Тессин профиль на еще сонной утренней подушке, за минуту до того, как я прикоснусь к ее руке. Расслабленный и прекрасный настолько, что перехватывает дыхание: тени ресниц, нежный румянец, четко очерченная линия бедовых пухлых губ, стекающие по высокой скуле локоны. И вот я прикасаюсь к ней, и царственная красота дикой царевны в секунду ссыпается на пол, как конфетти: открывается хитрый серый глаз, морщится упрямый нос, недовольное «ну ма-а-ам» превращает мою неземную Ассоль в родного #CтрашногоЧеловека. Как поймать это ежеутреннее превращение, как удержать его, в какой сундучок с богатствами спрятать? Мне все время не хватает красок, слов, умения, чтобы удержать момент.

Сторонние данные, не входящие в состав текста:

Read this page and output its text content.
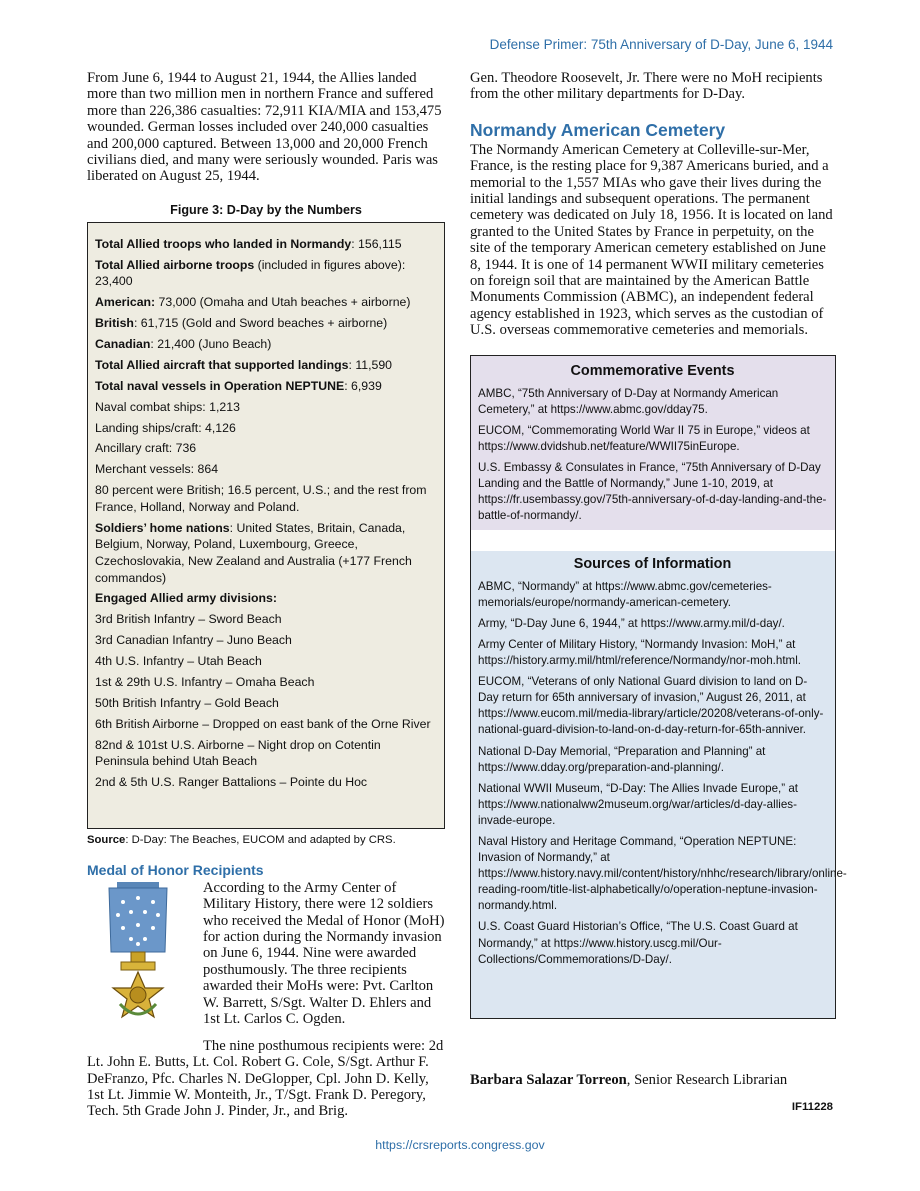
Defense Primer: 75th Anniversary of D-Day, June 6, 1944

From June 6, 1944 to August 21, 1944, the Allies landed more than two million men in northern France and suffered more than 226,386 casualties: 72,911 KIA/MIA and 153,475 wounded. German losses included over 240,000 casualties and 200,000 captured. Between 13,000 and 20,000 French civilians died, and many were seriously wounded. Paris was liberated on August 25, 1944.

Figure 3: D-Day by the Numbers

Total Allied troops who landed in Normandy: 156,115

Total Allied airborne troops (included in figures above): 23,400

American: 73,000 (Omaha and Utah beaches + airborne)

British: 61,715 (Gold and Sword beaches + airborne)

Canadian: 21,400 (Juno Beach)

Total Allied aircraft that supported landings: 11,590

Total naval vessels in Operation NEPTUNE: 6,939

Naval combat ships: 1,213

Landing ships/craft: 4,126

Ancillary craft: 736

Merchant vessels: 864

80 percent were British; 16.5 percent, U.S.; and the rest from France, Holland, Norway and Poland.

Soldiers’ home nations: United States, Britain, Canada, Belgium, Norway, Poland, Luxembourg, Greece, Czechoslovakia, New Zealand and Australia (+177 French commandos)

Engaged Allied army divisions:

3rd British Infantry – Sword Beach

3rd Canadian Infantry – Juno Beach

4th U.S. Infantry – Utah Beach

1st & 29th U.S. Infantry – Omaha Beach

50th British Infantry – Gold Beach

6th British Airborne – Dropped on east bank of the Orne River

82nd & 101st U.S. Airborne – Night drop on Cotentin Peninsula behind Utah Beach

2nd & 5th U.S. Ranger Battalions – Pointe du Hoc

Source: D-Day: The Beaches, EUCOM and adapted by CRS.
Medal of Honor Recipients

According to the Army Center of Military History, there were 12 soldiers who received the Medal of Honor (MoH) for action during the Normandy invasion on June 6, 1944. Nine were awarded posthumously. The three recipients awarded their MoHs were: Pvt. Carlton W. Barrett, S/Sgt. Walter D. Ehlers and 1st Lt. Carlos C. Ogden.

The nine posthumous recipients were: 2d Lt. John E. Butts, Lt. Col. Robert G. Cole, S/Sgt. Arthur F. DeFranzo, Pfc. Charles N. DeGlopper, Cpl. John D. Kelly, 1st Lt. Jimmie W. Monteith, Jr., T/Sgt. Frank D. Peregory, Tech. 5th Grade John J. Pinder, Jr., and Brig.

Gen. Theodore Roosevelt, Jr. There were no MoH recipients from the other military departments for D-Day.

Normandy American Cemetery

The Normandy American Cemetery at Colleville-sur-Mer, France, is the resting place for 9,387 Americans buried, and a memorial to the 1,557 MIAs who gave their lives during the initial landings and subsequent operations. The permanent cemetery was dedicated on July 18, 1956. It is located on land granted to the United States by France in perpetuity, on the site of the temporary American cemetery established on June 8, 1944. It is one of 14 permanent WWII military cemeteries on foreign soil that are maintained by the American Battle Monuments Commission (ABMC), an independent federal agency established in 1923, which serves as the custodian of U.S. overseas commemorative cemeteries and memorials.

Commemorative Events

AMBC, “75th Anniversary of D-Day at Normandy American Cemetery,” at https://www.abmc.gov/dday75.

EUCOM, “Commemorating World War II 75 in Europe,” videos at https://www.dvidshub.net/feature/WWII75inEurope.

U.S. Embassy & Consulates in France, “75th Anniversary of D-Day Landing and the Battle of Normandy,” June 1-10, 2019, at https://fr.usembassy.gov/75th-anniversary-of-d-day-landing-and-the-battle-of-normandy/.

Sources of Information

ABMC, “Normandy” at https://www.abmc.gov/cemeteries-memorials/europe/normandy-american-cemetery.

Army, “D-Day June 6, 1944,” at https://www.army.mil/d-day/.

Army Center of Military History, “Normandy Invasion: MoH,” at https://history.army.mil/html/reference/Normandy/nor-moh.html.

EUCOM, “Veterans of only National Guard division to land on D-Day return for 65th anniversary of invasion,” August 26, 2011, at https://www.eucom.mil/media-library/article/20208/veterans-of-only-national-guard-division-to-land-on-d-day-return-for-65th-anniver.

National D-Day Memorial, “Preparation and Planning” at https://www.dday.org/preparation-and-planning/.

National WWII Museum, “D-Day: The Allies Invade Europe,” at https://www.nationalww2museum.org/war/articles/d-day-allies-invade-europe.

Naval History and Heritage Command, “Operation NEPTUNE: Invasion of Normandy,” at https://www.history.navy.mil/content/history/nhhc/research/library/online-reading-room/title-list-alphabetically/o/operation-neptune-invasion-normandy.html.

U.S. Coast Guard Historian’s Office, “The U.S. Coast Guard at Normandy,” at https://www.history.uscg.mil/Our-Collections/Commemorations/D-Day/.

Barbara Salazar Torreon, Senior Research Librarian
IF11228
https://crsreports.congress.gov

Вы когда-нибудь рассматривали кота вблизи? Кошачья мордаха совершенна. Маленькие и ровненькие, как лодочки, шерстинки обегают глаз, на носу срастаясь в четкие линии, подчеркивающие агатовую глубину черного глаза и прикрывая маленькие точечки в месте роста усов. Меня захлестывает ежедневное удивление, что это существо, свободное, дикое, не страдающее ни рефлексией, ни обязательствами, вдруг видит меня – громадное голое нескладное чудище его мира, подходит и толкает лапой: «Эй ты!» Каким образом оно видит, узнает меня? Считает своей, обтирает щекой: «Мой человек». Удивительно это чудо доверия, признания меня – животным. Как донести это, как сохранить?
Наконец пришли японские ножи, дорогие, чертяки, и прекрасные, как… японские ножи. Открывая пакет с соком, разрезала картон, будто мягкое масло. В какой альбом мне вклеить это чувство, рождающееся в груди, когда рука держит такое совершенство? Что там рождается от осознания красоты ножа? Почему оно рождается? А может, это не только у меня? А может, не только у меня вызывает дрожь запах старых книг, и чтобы непременно бумага чуть желтая, и шрифт с отбивками и ударениями, и переплет прошитый, а не проклеенный? Такое может быть?
Сын просит: «Мам, сделай так еще! Мне нравится это ощущение, когда смеешься». И я снова и снова корчу глупые рожицы, чтобы он смеялся, чтобы у него в груди рассыпалось счастливым колокольчиком. И он смеется, но уже не так, как в первый раз, и появляется предательская грусть от того, что потешные рожицы блекнут и все меньше смешат, – и мы оба это знаем, но делаем вид, что нет.